Whenever I want to look at an old version I install the portable version, e.g. if I wanted to look at version 2.16, I would download that portable and 'install' it well away from my system drive.
Portable is the 32bit edition with a simple wrapper, the wrapper terminates once it starts its calibre.exe. I'm told you can replace the contents of the
...\Calibre Portable\Calibre folder with the contents of
%SystemDrive%\Program Files\Calibre2 -- I've never had the need or urge to do it.

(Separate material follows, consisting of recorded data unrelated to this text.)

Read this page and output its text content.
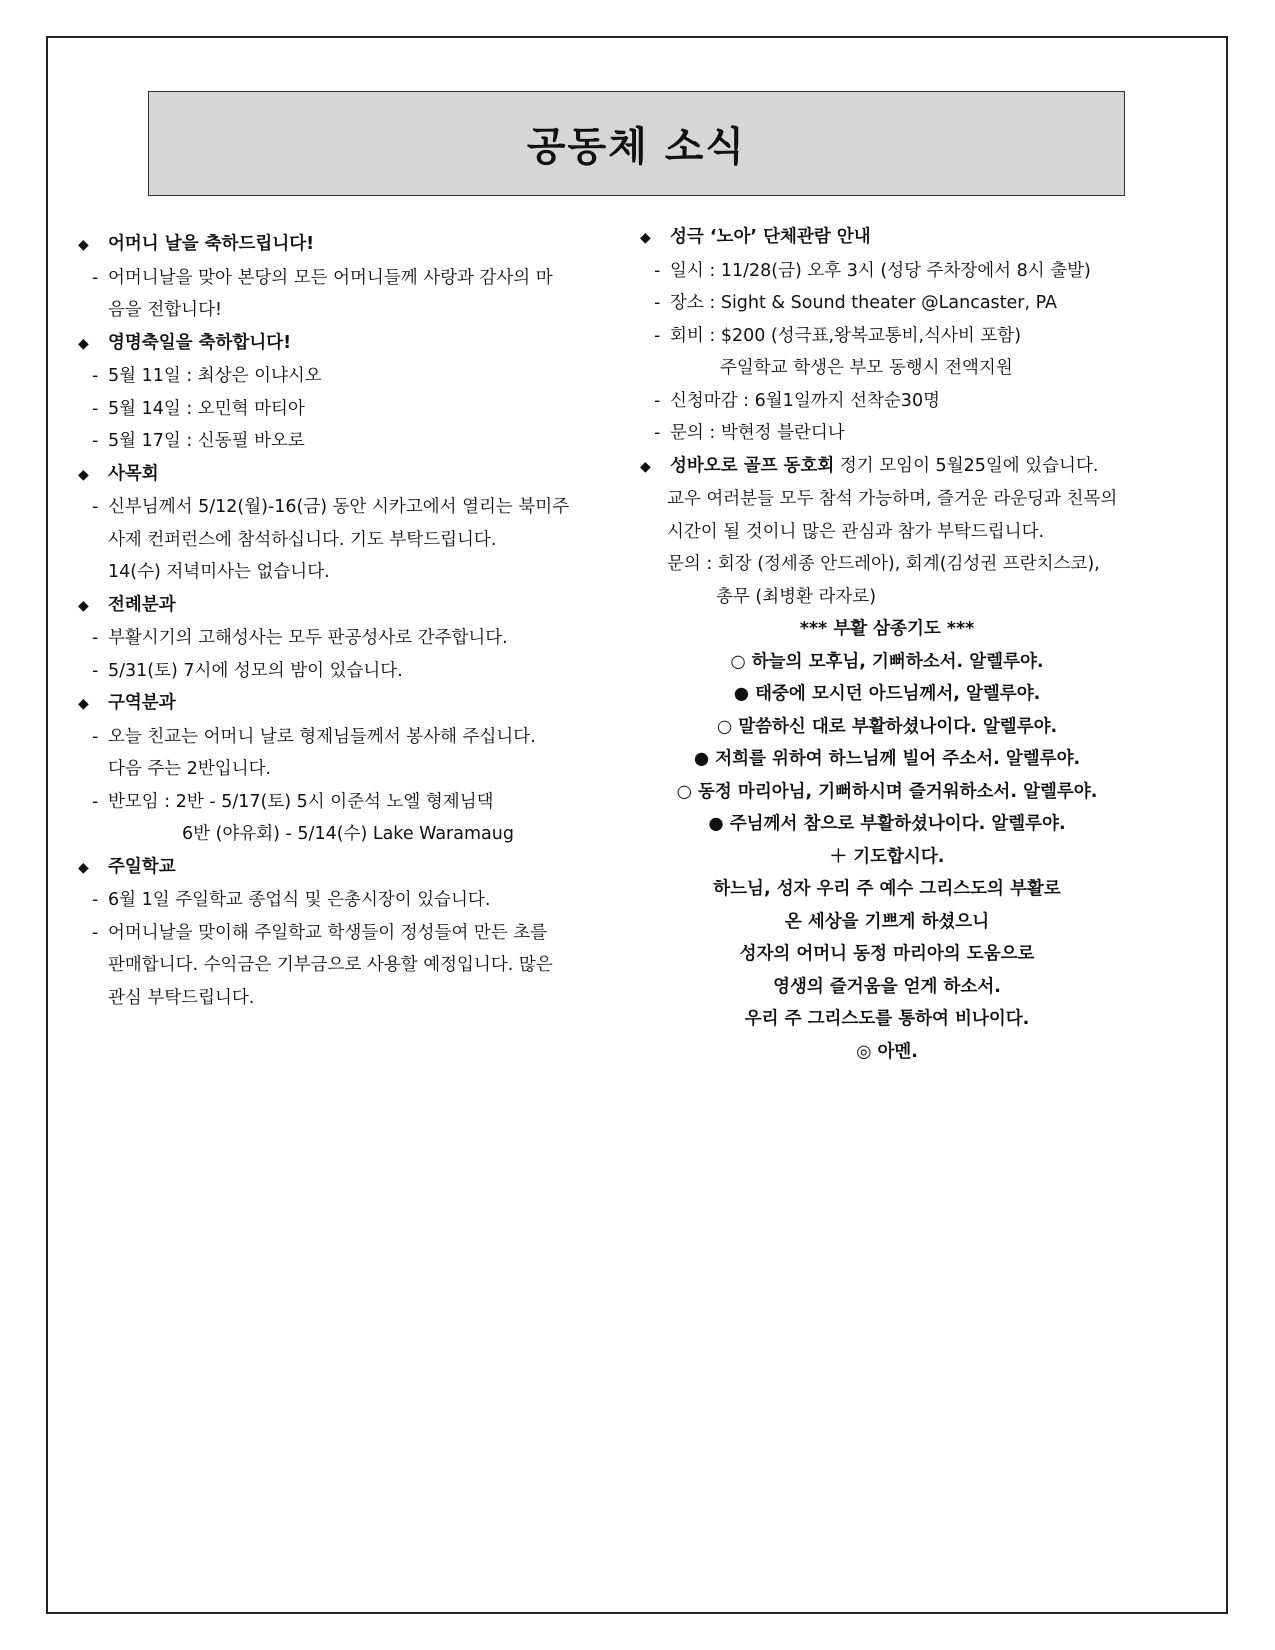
공동체 소식
◆	어머니 날을 축하드립니다!
- 어머니날을 맞아 본당의 모든 어머니들께 사랑과 감사의 마
음을 전합니다!
◆	영명축일을 축하합니다!
- 5월 11일 : 최상은 이냐시오
- 5월 14일 : 오민혁 마티아
- 5월 17일 : 신동필 바오로
◆	사목회
- 신부님께서 5/12(월)-16(금) 동안 시카고에서 열리는 북미주
사제 컨퍼런스에 참석하십니다. 기도 부탁드립니다.
14(수) 저녁미사는 없습니다.
◆	전례분과
- 부활시기의 고해성사는 모두 판공성사로 간주합니다.
- 5/31(토) 7시에 성모의 밤이 있습니다.
◆	구역분과
- 오늘 친교는 어머니 날로 형제님들께서 봉사해 주십니다.
다음 주는 2반입니다.
- 반모임 : 2반 - 5/17(토) 5시 이준석 노엘 형제님댁
6반 (야유회) - 5/14(수) Lake Waramaug
◆	주일학교
- 6월 1일 주일학교 종업식 및 은총시장이 있습니다.
- 어머니날을 맞이해 주일학교 학생들이 정성들여 만든 초를
판매합니다. 수익금은 기부금으로 사용할 예정입니다. 많은
관심 부탁드립니다.
◆	성극 ‘노아’ 단체관람 안내
- 일시 : 11/28(금) 오후 3시 (성당 주차장에서 8시 출발)
- 장소 : Sight & Sound theater @Lancaster, PA
- 회비 : $200 (성극표,왕복교통비,식사비 포함)
주일학교 학생은 부모 동행시 전액지원
- 신청마감 : 6월1일까지 선착순30명
- 문의 : 박현정 블란디나
◆	성바오로 골프 동호회 정기 모임이 5월25일에 있습니다.
교우 여러분들 모두 참석 가능하며, 즐거운 라운딩과 친목의
시간이 될 것이니 많은 관심과 참가 부탁드립니다.
문의 : 회장 (정세종 안드레아), 회계(김성권 프란치스코),
총무 (최병환 라자로)
*** 부활 삼종기도 ***
○ 하늘의 모후님, 기뻐하소서. 알렐루야.
● 태중에 모시던 아드님께서, 알렐루야.
○ 말씀하신 대로 부활하셨나이다. 알렐루야.
● 저희를 위하여 하느님께 빌어 주소서. 알렐루야.
○ 동정 마리아님, 기뻐하시며 즐거워하소서. 알렐루야.
● 주님께서 참으로 부활하셨나이다. 알렐루야.
＋ 기도합시다.
하느님, 성자 우리 주 예수 그리스도의 부활로
온 세상을 기쁘게 하셨으니
성자의 어머니 동정 마리아의 도움으로
영생의 즐거움을 얻게 하소서.
우리 주 그리스도를 통하여 비나이다.
◎ 아멘.
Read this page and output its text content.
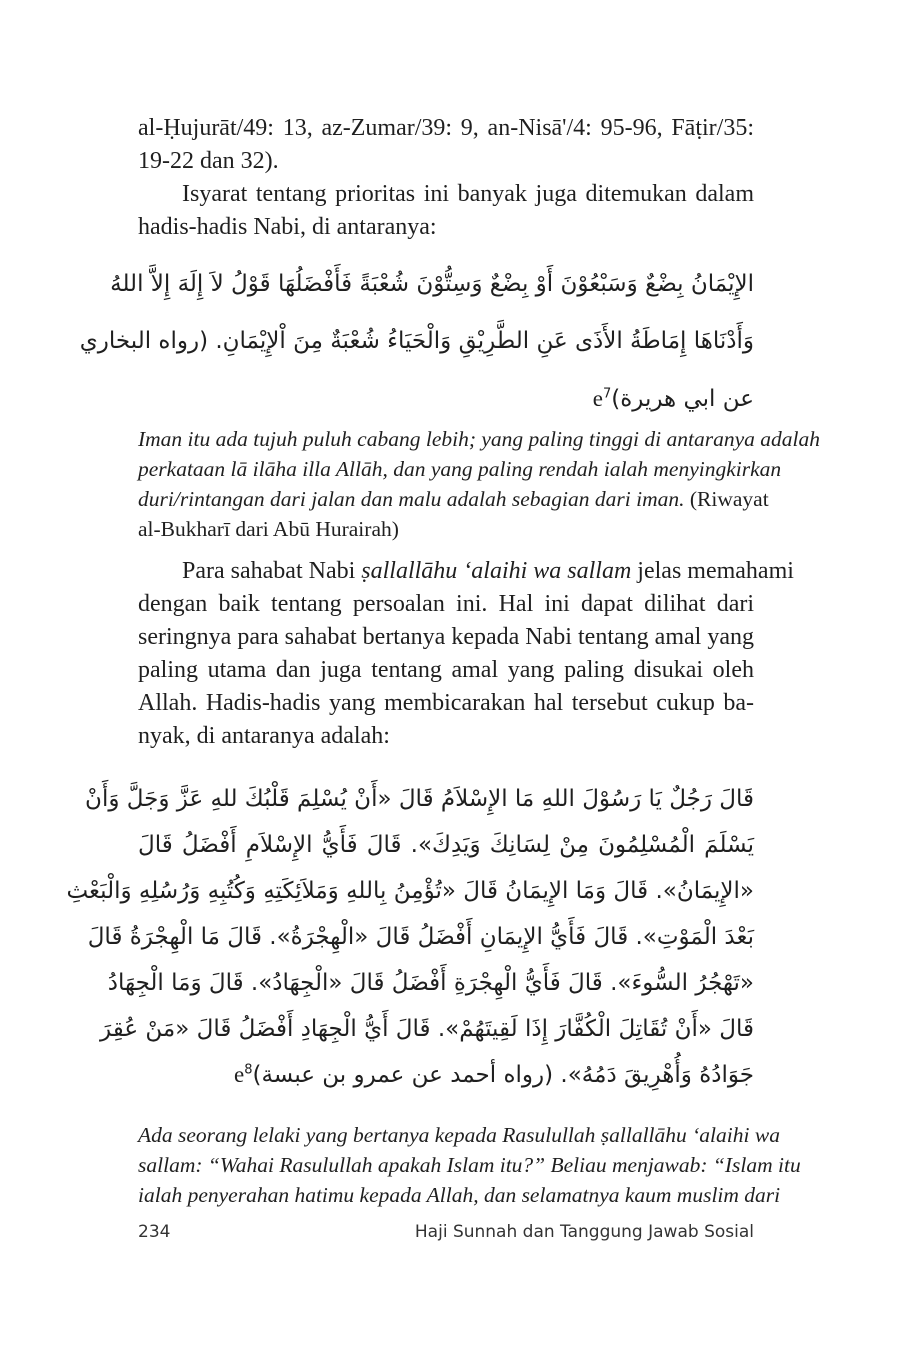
al-Ḥujurāt/49: 13, az-Zumar/39: 9, an-Nisā'/4: 95-96, Fāṭir/35:
19-22 dan 32).
Isyarat tentang prioritas ini banyak juga ditemukan dalam
hadis-hadis Nabi, di antaranya:
الإِيْمَانُ بِضْعٌ وَسَبْعُوْنَ أَوْ بِضْعٌ وَسِتُّوْنَ شُعْبَةً فَأَفْضَلُهَا قَوْلُ لاَ إِلَهَ إِلاَّ اللهُ
وَأَدْنَاهَا إِمَاطَةُ الأَذَى عَنِ الطَّرِيْقِ وَالْحَيَاءُ شُعْبَةٌ مِنَ اْلإِيْمَانِ. (رواه البخاري
عن ابي هريرة)e$^7$
Iman itu ada tujuh puluh cabang lebih; yang paling tinggi di antaranya adalah
perkataan lā ilāha illa Allāh, dan yang paling rendah ialah menyingkirkan
duri/rintangan dari jalan dan malu adalah sebagian dari iman. (Riwayat
al-Bukharī dari Abū Hurairah)
Para sahabat Nabi ṣallallāhu ‘alaihi wa sallam jelas memahami
dengan baik tentang persoalan ini. Hal ini dapat dilihat dari
seringnya para sahabat bertanya kepada Nabi tentang amal yang
paling utama dan juga tentang amal yang paling disukai oleh
Allah. Hadis-hadis yang membicarakan hal tersebut cukup ba-
nyak, di antaranya adalah:
قَالَ رَجُلٌ يَا رَسُوْلَ اللهِ مَا الإِسْلاَمُ قَالَ «أَنْ يُسْلِمَ قَلْبُكَ للهِ عَزَّ وَجَلَّ وَأَنْ
يَسْلَمَ الْمُسْلِمُونَ مِنْ لِسَانِكَ وَيَدِكَ». قَالَ فَأَيُّ الإِسْلاَمِ أَفْضَلُ قَالَ
«الإِيمَانُ». قَالَ وَمَا الإِيمَانُ قَالَ «تُؤْمِنُ بِاللهِ وَمَلاَئِكَتِهِ وَكُتُبِهِ وَرُسُلِهِ وَالْبَعْثِ
بَعْدَ الْمَوْتِ». قَالَ فَأَيُّ الإِيمَانِ أَفْضَلُ قَالَ «الْهِجْرَةُ». قَالَ مَا الْهِجْرَةُ قَالَ
«تَهْجُرُ السُّوءَ». قَالَ فَأَيُّ الْهِجْرَةِ أَفْضَلُ قَالَ «الْجِهَادُ». قَالَ وَمَا الْجِهَادُ
قَالَ «أَنْ تُقَاتِلَ الْكُفَّارَ إِذَا لَقِيتَهُمْ». قَالَ أَيُّ الْجِهَادِ أَفْضَلُ قَالَ «مَنْ عُقِرَ
جَوَادُهُ وَأُهْرِيقَ دَمُهُ». (رواه أحمد عن عمرو بن عبسة)e$^8$
Ada seorang lelaki yang bertanya kepada Rasulullah ṣallallāhu ‘alaihi wa
sallam: “Wahai Rasulullah apakah Islam itu?” Beliau menjawab: “Islam itu
ialah penyerahan hatimu kepada Allah, dan selamatnya kaum muslim dari
234	Haji Sunnah dan Tanggung Jawab Sosial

FYI - the Check library tool has 3 phases, the first one cleans the database (vacuum in SQLite parlance), the second one does database integrity checking (foreign key matching etc), the third reconciles the database tables/rows with the author and book folders and their contents. The third phase is the only one where I've ever had to take action. Always because of a blunder on my part - e.g. unpacking a CBZ, renaming/removing/adding some jpegs, creating a new CBZ, and neglecting to clean up.
- have you gotten rid of the manufacturer bloat. This is my first non-homebrew PC (apart from a couple of notebooks), its a Dell XPS 8920. It had enough bloat on board to sink battleship, first thing I did was to disable, uninstall much of it, I'm cogitating on doing a barebones install from MS media.
Just for fun, I installed 1.48 and 3.4 on on my internal SATA3 hard disk (I had the installs in my s/w install locker). start up times are sub 2 secs (practically instantaneous) - this is with the startup library, with no customisation or plugins, and no splash screen. The 1.48 might be a smidgen (as in 100-250 milliseconds) faster.